On December 5, 1984, Reading Airport was dedicated as Carl Andrew Spaatz Field. Carl Spaatz was a nearby Boyertown, Pennsylvania native and a World War II General. General Spaatz was the first Chief of Staff of the United States Air Force.

==Facilities==
The airport covers 888 acre and has two asphalt runways: 13/31 is 6,350 x 150 ft (1,935 x 46 m) and 18/36 is 5,151 x 150 ft (1,570 x 46 m).
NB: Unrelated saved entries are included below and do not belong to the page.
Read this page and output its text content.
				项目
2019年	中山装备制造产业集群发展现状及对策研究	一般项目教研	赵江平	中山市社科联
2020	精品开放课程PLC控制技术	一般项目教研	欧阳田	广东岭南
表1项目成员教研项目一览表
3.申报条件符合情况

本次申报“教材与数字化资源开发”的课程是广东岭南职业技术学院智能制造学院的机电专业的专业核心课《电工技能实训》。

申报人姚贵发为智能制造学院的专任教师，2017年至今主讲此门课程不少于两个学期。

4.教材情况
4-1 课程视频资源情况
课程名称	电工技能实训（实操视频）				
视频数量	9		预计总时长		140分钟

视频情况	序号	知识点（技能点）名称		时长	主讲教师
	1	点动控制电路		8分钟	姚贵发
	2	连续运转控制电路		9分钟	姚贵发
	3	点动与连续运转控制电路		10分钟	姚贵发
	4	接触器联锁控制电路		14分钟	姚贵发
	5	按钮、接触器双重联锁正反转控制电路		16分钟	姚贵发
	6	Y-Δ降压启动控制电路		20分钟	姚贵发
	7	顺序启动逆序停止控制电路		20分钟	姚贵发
As of 2022, the airport had 38,139 aircraft operations, average 104 per day: 85% general aviation, 12% air taxi, 3% military, and <1% scheduled commercial. 115 aircraft were based at the airport: 77 single-engine, 19 multi-engine, 14 jet, 4 helicopter, and 1 glider.

=== Mid-Atlantic Air Museum ===
The Mid-Atlantic Air Museum is located at Reading Airport. It collects and actively restores historic war planes and classic airliners as well as rare civilian and military aircraft, with large number of historic aircraft on display to the public. It has also embarked on a project to restore its P-61B-1-NO Black Widow, recovered from New Guinea in 1989, to flying condition.

==Airlines and destinations==
===Cargo===

| Airlines | Destinations |
|---|---|
| Quest Diagnostics | Charter: Bowling Green, Elmira, Huntington, Manassas, Pittsburgh, Pottstown, Raleigh/Durham, Teterboro |

==Accidents==
- On July 11, 1946, TWA Flight 513, a Lockheed L-049 Constellation on a training flight crashed 2.8 miles NW of RDG due to a fire in the forward baggage hold. Five out of the 6 occupants were killed.
- On April 9, 1977, an Altair Airlines Aérospatiale N 262 collided with a Cessna 195 at 4,500 feet AGL after being cleared for a left downwind approach to runway 31 and crashed 6.8 miles S of RDG. All 3 crew in the N262 were killed as well as the pilot of the Cessna.